Al mismo tiempo, el presidente de facto del CSE y un magistrado orteguista de la Corte Suprema de Justicia, que también es de facto, advirtieron que en los próximos días podrían resolver unas extrañas apelaciones o impugnaciones de miembros disconformes del Partido Liberal Independiente (PLI), lo que se ha entendido como una amenaza de cancelar las candidaturas de la alianza PLI o revocar, después de las elecciones, las credenciales de quienes resultaren elegidos por dicha coalición.
Al parecer el régimen orteguista está convencido de que se va a imponer en las elecciones del 6 de noviembre, por las buenas o por las malas, y pretende chantajear a la alianza PLI para obligarla a reconocer el triunfo de Daniel Ortega, incluso desde ahora, a cambio de concederle el segundo lugar de las votaciones y permitir que los diputados opositores puedan desempeñar sus cargos en el siguiente período de gobierno. Obviamente, en el caso de que la alianza PLI no se someta a ese chantaje, el segundo lugar sería adjudicado a Arnoldo Alemán y su partido PLC, con el cual Ortega tiene un pacto que le ha sido muy provechoso y podría seguir entendiéndose fácilmente, a cambio de mantenerle una discreta “cuota de poder”.
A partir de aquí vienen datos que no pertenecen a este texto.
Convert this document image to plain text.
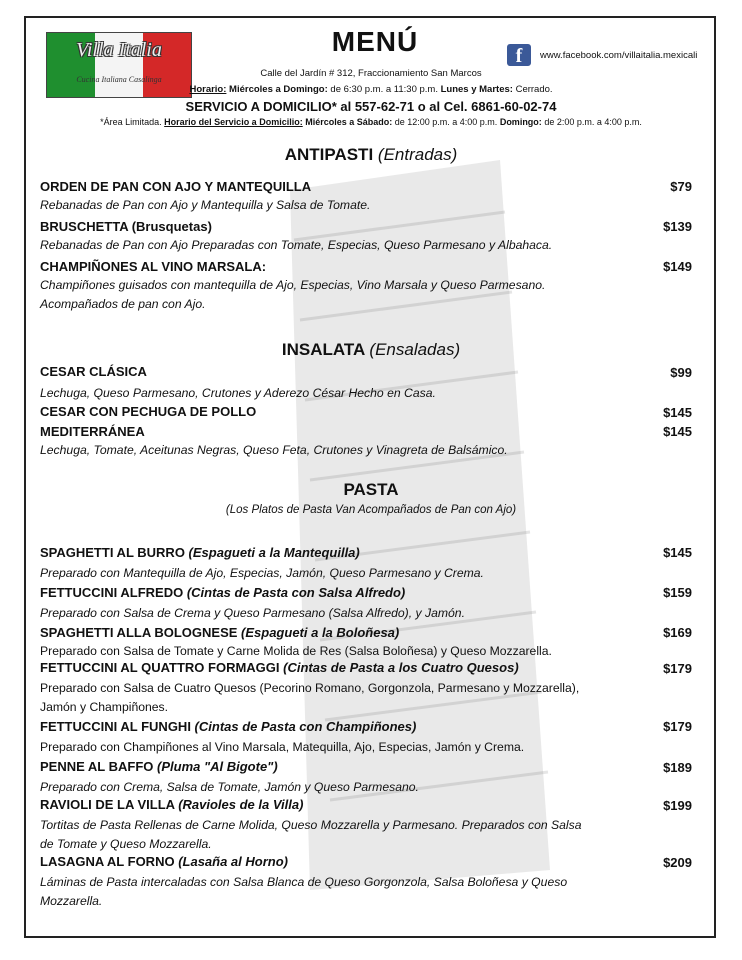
Villa Italia
Cucina Italiana Casalinga
MENÚ	f	www.facebook.com/villaitalia.mexicali
Calle del Jardín # 312, Fraccionamiento San Marcos
Horario: Miércoles a Domingo: de 6:30 p.m. a 11:30 p.m. Lunes y Martes: Cerrado.
SERVICIO A DOMICILIO* al 557-62-71 o al Cel. 6861-60-02-74
*Área Limitada. Horario del Servicio a Domicilio: Miércoles a Sábado: de 12:00 p.m. a 4:00 p.m. Domingo: de 2:00 p.m. a 4:00 p.m.
ANTIPASTI (Entradas)
ORDEN DE PAN CON AJO Y MANTEQUILLA	$79
Rebanadas de Pan con Ajo y Mantequilla y Salsa de Tomate.
BRUSCHETTA (Brusquetas)	$139
Rebanadas de Pan con Ajo Preparadas con Tomate, Especias, Queso Parmesano y Albahaca.
CHAMPIÑONES AL VINO MARSALA:	$149
Champiñones guisados con mantequilla de Ajo, Especias, Vino Marsala y Queso Parmesano.
Acompañados de pan con Ajo.
INSALATA (Ensaladas)
CESAR CLÁSICA	$99
Lechuga, Queso Parmesano, Crutones y Aderezo César Hecho en Casa.
CESAR CON PECHUGA DE POLLO	$145
MEDITERRÁNEA	$145
Lechuga, Tomate, Aceitunas Negras, Queso Feta, Crutones y Vinagreta de Balsámico.
PASTA
(Los Platos de Pasta Van Acompañados de Pan con Ajo)
SPAGHETTI AL BURRO (Espagueti a la Mantequilla)	$145
Preparado con Mantequilla de Ajo, Especias, Jamón, Queso Parmesano y Crema.
FETTUCCINI ALFREDO (Cintas de Pasta con Salsa Alfredo)	$159
Preparado con Salsa de Crema y Queso Parmesano (Salsa Alfredo), y Jamón.
SPAGHETTI ALLA BOLOGNESE (Espagueti a la Boloñesa)	$169
Preparado con Salsa de Tomate y Carne Molida de Res (Salsa Boloñesa) y Queso Mozzarella.
FETTUCCINI AL QUATTRO FORMAGGI (Cintas de Pasta a los Cuatro Quesos)	$179
Preparado con Salsa de Cuatro Quesos (Pecorino Romano, Gorgonzola, Parmesano y Mozzarella),
Jamón y Champiñones.
FETTUCCINI AL FUNGHI (Cintas de Pasta con Champiñones)	$179
Preparado con Champiñones al Vino Marsala, Matequilla, Ajo, Especias, Jamón y Crema.
PENNE AL BAFFO (Pluma "Al Bigote")	$189
Preparado con Crema, Salsa de Tomate, Jamón y Queso Parmesano.
RAVIOLI DE LA VILLA (Ravioles de la Villa)	$199
Tortitas de Pasta Rellenas de Carne Molida, Queso Mozzarella y Parmesano. Preparados con Salsa
de Tomate y Queso Mozzarella.
LASAGNA AL FORNO (Lasaña al Horno)	$209
Láminas de Pasta intercaladas con Salsa Blanca de Queso Gorgonzola, Salsa Boloñesa y Queso
Mozzarella.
Lo cierto es que todas las arbitrariedades con las que Daniel Ortega ha venido contaminando el proceso electoral, indican que no le importa que las elecciones del 6 de noviembre próximo no sean transparentes ni creíbles. Le tiene sin cuidado que las elecciones sean calificadas como ilegítimas y que la oposición no acepte sus resultados ni los reconozca la comunidad democrática internacional. Seguramente Ortega está convencido de que la oposición de Nicaragua y la comunidad democrática internacional son timoratas e inútiles, que la primera es incapaz de realizar acciones importantes e impactantes de protesta contra los abusos gubernamentales, y que la segunda no tiene interés ni voluntad de actuar en ninguna forma contra un régimen que atropella las normas y principios más elementales de la democracia electoral.
Sin embargo, si los ciudadanos opositores e independientes van a votar masivamente el 6 de noviembre, en vez de abstenerse como quiere Daniel Ortega, las maniobras fraudulentas podrían ser derrotadas como ya ocurrió en 1990. Y de cualquier modo, si de todas maneras Ortega se va a imponer mediante el fraude la votación masiva de la oposición sustentaría mucho mejor la denuncia de ilegitimidad de las elecciones y sus resultados, ante Nicaragua y la comunidad internacional.